Generalizable long-horizon robotic assembly requires reasoning at multiple levels of abstraction. End-to-end imitation
learning (IL) has been proven a promising approach, but it requires a large amount of demonstration data for training
and often fails to meet the high-precision requirement of assembly tasks. Reinforcement Learning (RL) approaches have
succeeded in high-precision assembly tasks, but suffer from sample inefficiency and hence, are less competent at
long-horizon tasks. To address these challenges, we propose a hierarchical modular approach, named ARCH (Adaptive
Robotic Compositional Hierarchy), which enables long-horizon high-precision assembly in contact-rich settings. ARCH
employs a hierarchical planning framework, including a low-level primitive library of parameterized skills and a
high-level policy.
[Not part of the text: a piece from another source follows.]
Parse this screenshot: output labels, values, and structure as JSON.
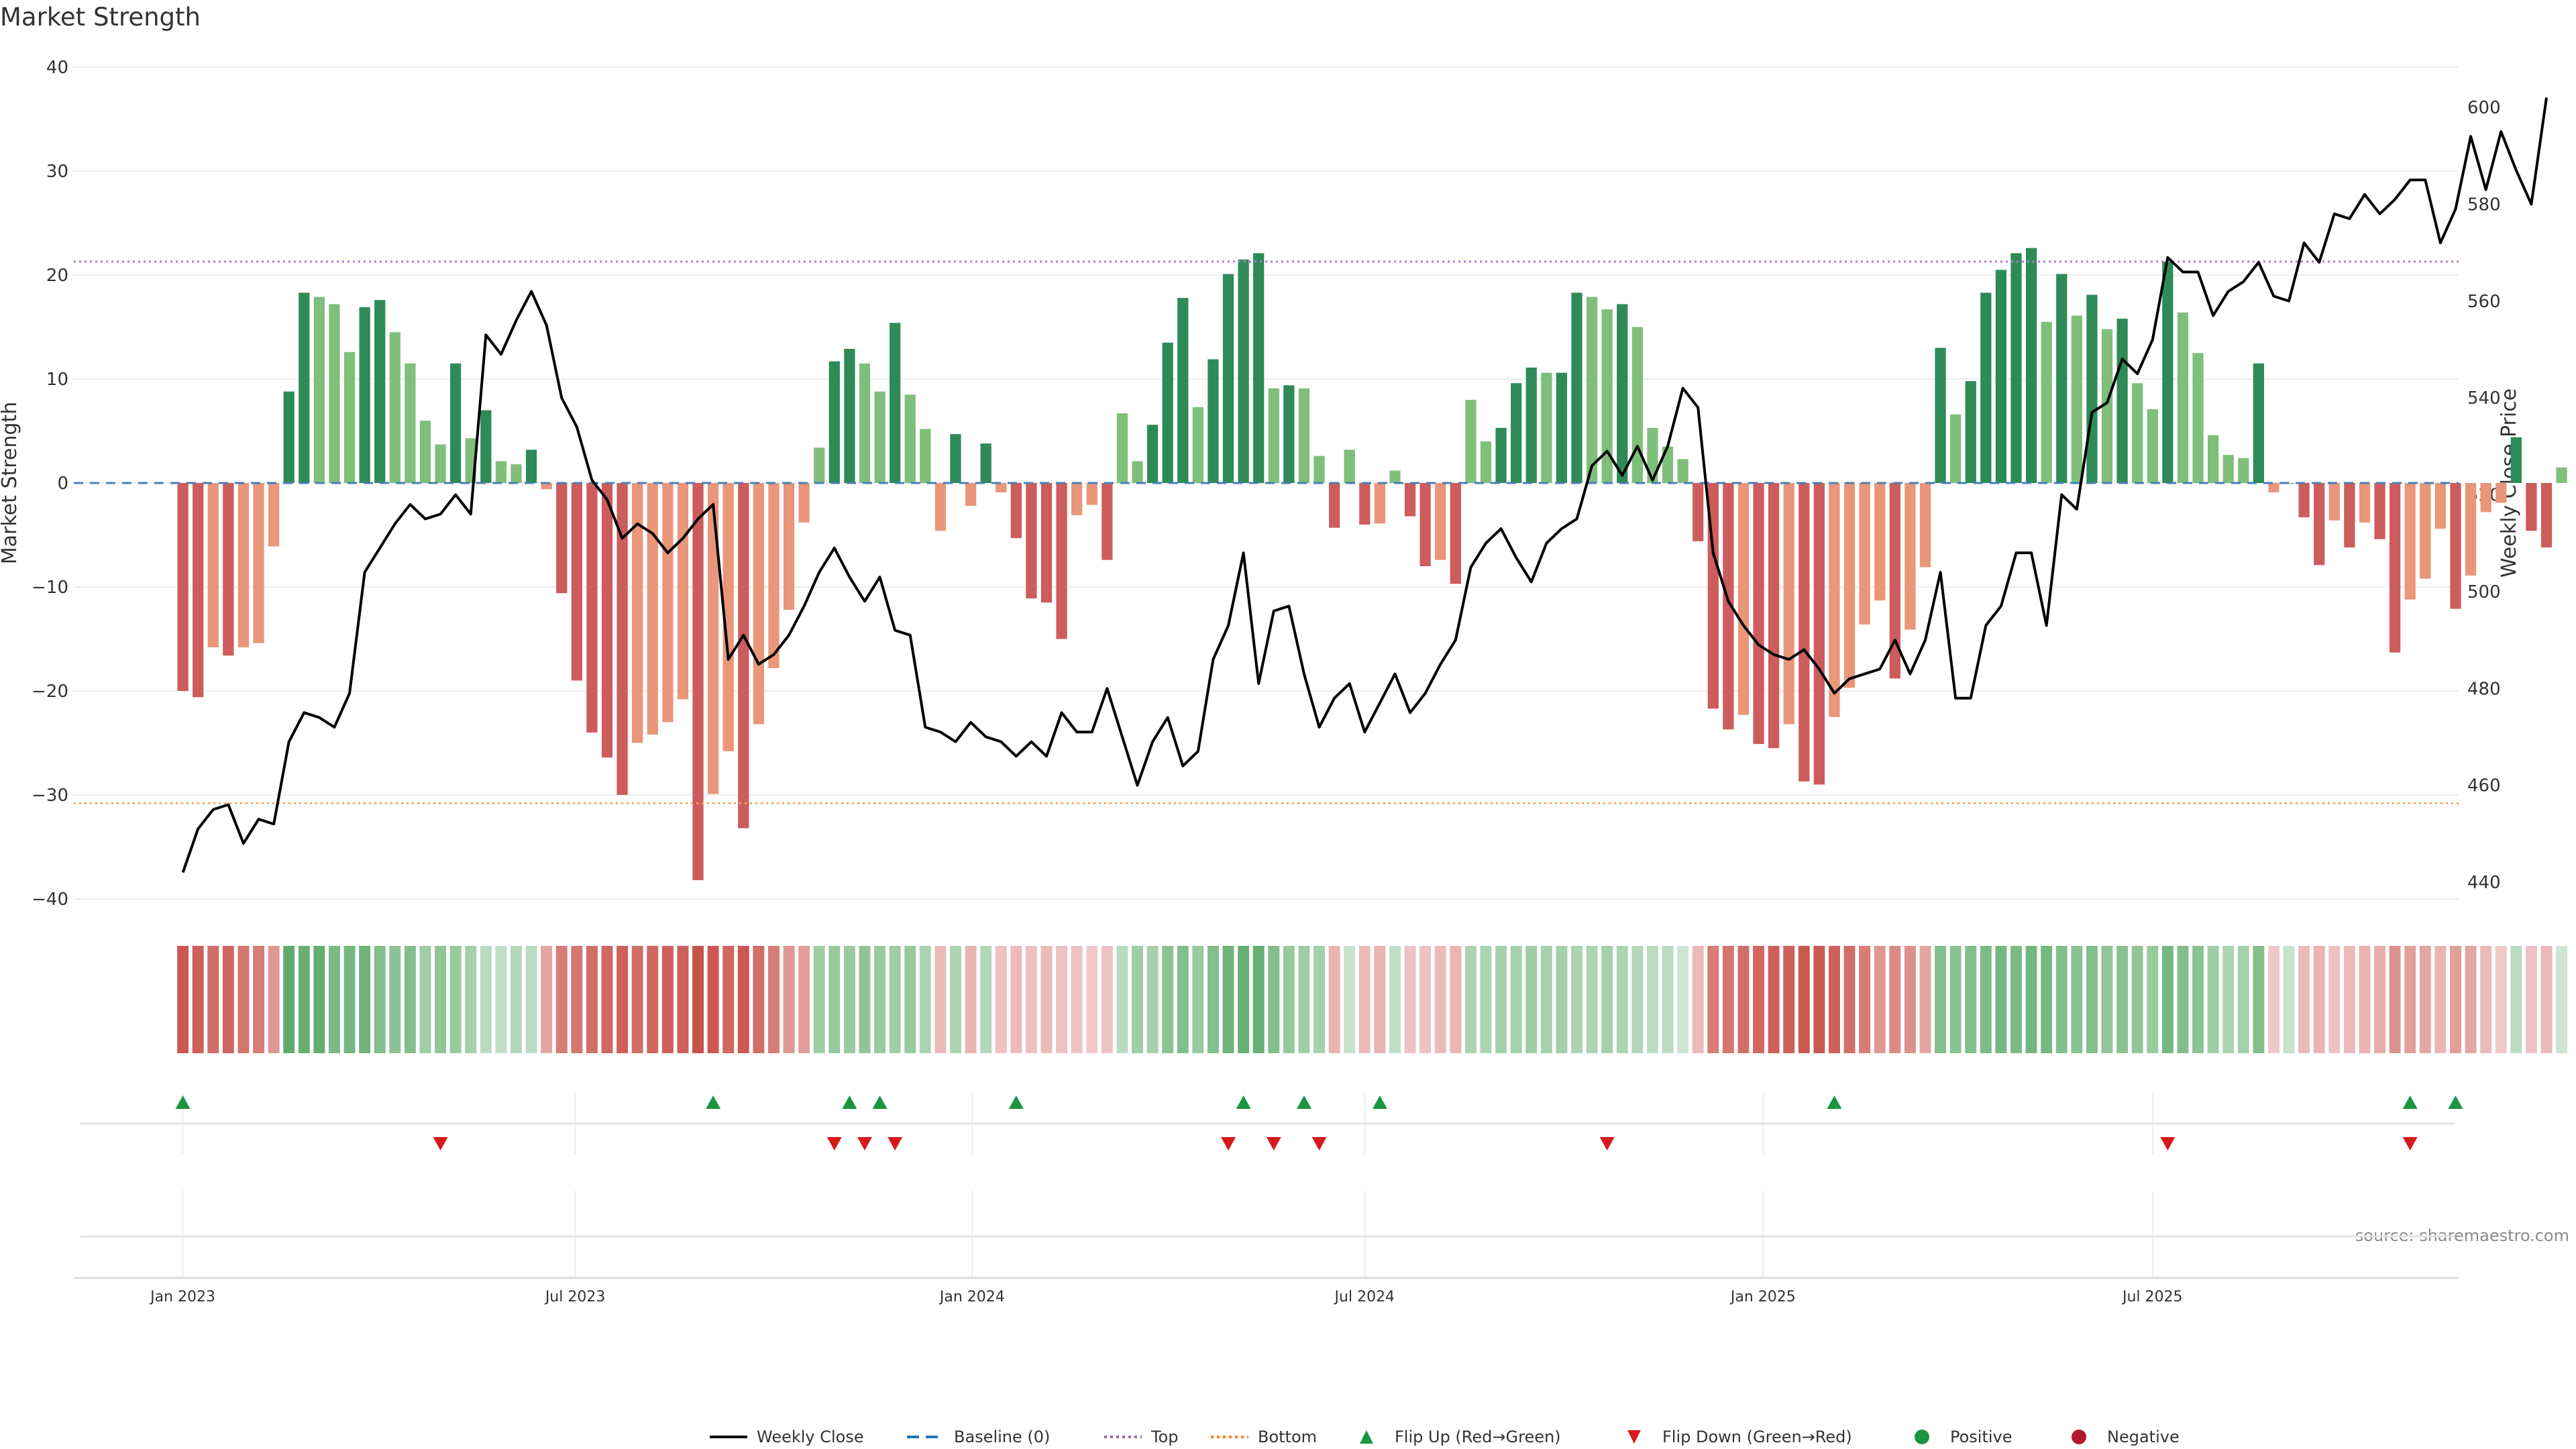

The low-level primitive library includes essential skills for assembly tasks, such as grasping and
inserting. These primitives consist of both RL and model-based controllers. The high-level policy, learned via IL from a
handful of demonstrations, selects the appropriate primitive skills and instantiates them with input parameters. We
extensively evaluate our approach in simulation and on a real robotic manipulation platform. We show that ARCH
generalizes well to unseen objects and outperforms baseline methods in terms of success rate and data efficiency.